I've been meaning to create a blog for a long time but never found a system with the right combination of features (power vs flexibility vs learning curve, cost, technology stack, etc). CMSs (Wordpress, Drupal, etc) were always way too much faff and most static site generators required the installation of numerous languages / run-times / sdks, etc.
Then I found Wyam.
Being .NET based it could be used from my day-to-day development machine and, by cleverly leveraging the Roslyn compiler platform, can be set up to be as simple or flexible as desired. A quick flick through the module and API pages and I knew I'd found a potential candidate for my statically generated blog.

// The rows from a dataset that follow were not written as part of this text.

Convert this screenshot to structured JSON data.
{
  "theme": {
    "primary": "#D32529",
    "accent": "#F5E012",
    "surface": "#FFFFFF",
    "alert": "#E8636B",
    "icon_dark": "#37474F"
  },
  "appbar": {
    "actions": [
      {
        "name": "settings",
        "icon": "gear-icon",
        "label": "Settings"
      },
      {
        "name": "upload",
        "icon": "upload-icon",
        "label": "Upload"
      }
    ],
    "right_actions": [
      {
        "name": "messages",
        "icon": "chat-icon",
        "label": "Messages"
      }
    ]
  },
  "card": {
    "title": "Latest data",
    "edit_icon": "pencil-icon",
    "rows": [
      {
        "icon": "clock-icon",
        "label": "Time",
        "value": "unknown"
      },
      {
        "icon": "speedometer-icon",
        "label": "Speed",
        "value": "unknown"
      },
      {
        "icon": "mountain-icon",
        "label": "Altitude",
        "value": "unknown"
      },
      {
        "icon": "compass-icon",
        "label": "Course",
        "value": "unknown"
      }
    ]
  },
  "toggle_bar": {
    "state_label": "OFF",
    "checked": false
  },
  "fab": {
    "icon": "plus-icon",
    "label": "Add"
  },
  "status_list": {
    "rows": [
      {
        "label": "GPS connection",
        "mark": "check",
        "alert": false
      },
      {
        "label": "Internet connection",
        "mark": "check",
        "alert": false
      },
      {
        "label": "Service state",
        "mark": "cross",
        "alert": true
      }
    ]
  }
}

Being a... ahem... pragmatic developer with somewhat dated web skills I decided to take the path of least resistance and copy someone else's blog layout. Afterall, imitation is the sincerest form of flattery, right? As such, I contacted Dave Glick - the most-excellent author of Wyam - to see if he would mind me 'borrowing' the layout he used for his blog. He quickly replied to my cheeky request and said he didn't mind at all if used his layout, even refusing my offer of attribution (which I hope this blog post somewhat makes up for).

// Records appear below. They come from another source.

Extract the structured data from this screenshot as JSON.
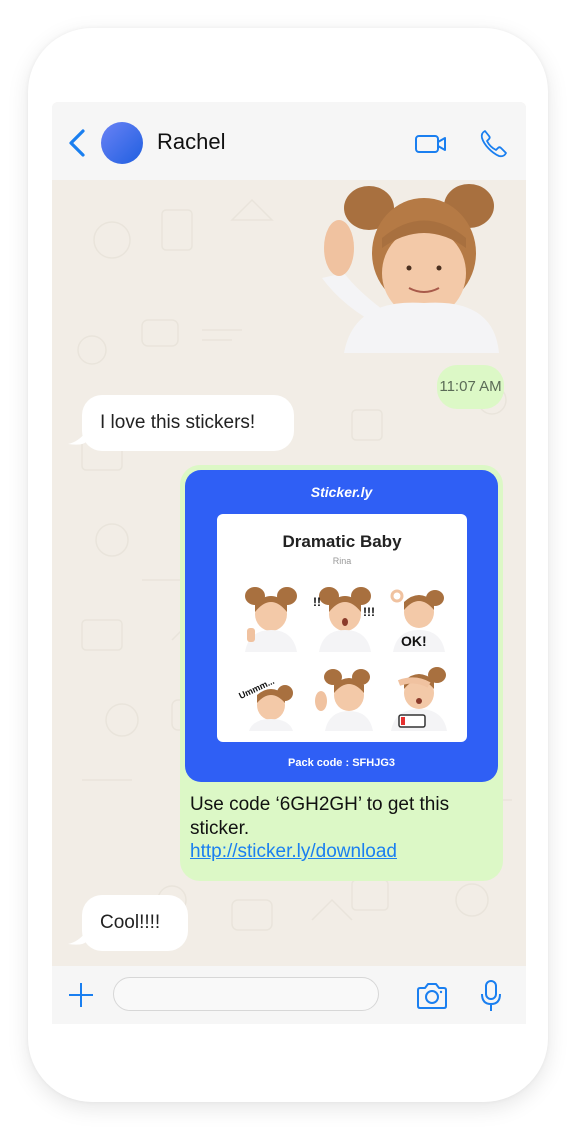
{
  "header": {
    "contact_name": "Rachel",
    "back_icon": "chevron-left-icon",
    "video_icon": "video-camera-icon",
    "call_icon": "phone-icon"
  },
  "messages": [
    {
      "type": "sticker",
      "direction": "outgoing",
      "description": "girl raising hand sticker"
    },
    {
      "type": "text",
      "direction": "outgoing",
      "text": "11:07 AM"
    },
    {
      "type": "text",
      "direction": "incoming",
      "text": "I love this stickers!"
    },
    {
      "type": "sticker-pack",
      "direction": "outgoing",
      "card": {
        "brand": "Sticker.ly",
        "pack_title": "Dramatic Baby",
        "pack_author": "Rina",
        "stickers": [
          {
            "caption": ""
          },
          {
            "caption": "!! !!!"
          },
          {
            "caption": "OK!"
          },
          {
            "caption": "Ummm..."
          },
          {
            "caption": ""
          },
          {
            "caption": ""
          }
        ],
        "pack_code": "Pack code : SFHJG3"
      },
      "text": "Use code ‘6GH2GH’ to get this sticker.",
      "link": "http://sticker.ly/download"
    },
    {
      "type": "text",
      "direction": "incoming",
      "text": "Cool!!!!"
    }
  ],
  "footer": {
    "input_value": "",
    "input_placeholder": "",
    "plus_icon": "plus-icon",
    "camera_icon": "camera-icon",
    "mic_icon": "microphone-icon"
  },
  "colors": {
    "accent": "#1a7ff0",
    "outgoing_bubble": "#dcf8c6",
    "incoming_bubble": "#ffffff",
    "chat_background": "#f2ede6",
    "sticker_card": "#2f5ff5"
  }
}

With the all clear, I downloaded the latest version of Wyam, cloned the Wyam repository, invoked Wyam to generate an example site... and got an exception.
Another quick chat with Mr. Glick revealed that the project is iterating quickly and currently in a "move fast and break things" mode. Fortunately the issue was already resolved in the development branch so, after local build of Wyam, I managed to successfully generate the example sites.
"Now for some blatant plagiarism with his blog" I thought to myself but again, after cloning his (generously shared and CC licensed) blog, asking Wyam to generate the site threw an exception. This time, a short bit of call-stack sleuthing revealed another breaking change which was easily resolved by examining the Wyam module documentation.
Once more with feeling and ét voila, a MVB (Minimal Viable Blog).
All in all, not a bad experience with an early beta of a very clever project. Moving forward, I actually hope to do very little with Wyam other than post blog entries but will certainly endeavour to keep up to date with Wyam and share my experiences here.
If you're looking for a flexible yet powerful .NET based static-site generator, go check out Wyam. If you experience any problems with it I'd definitely recommend posting an issue on Github, Dave seems to be very on the ball responding to issues (and extremely friendly to boot).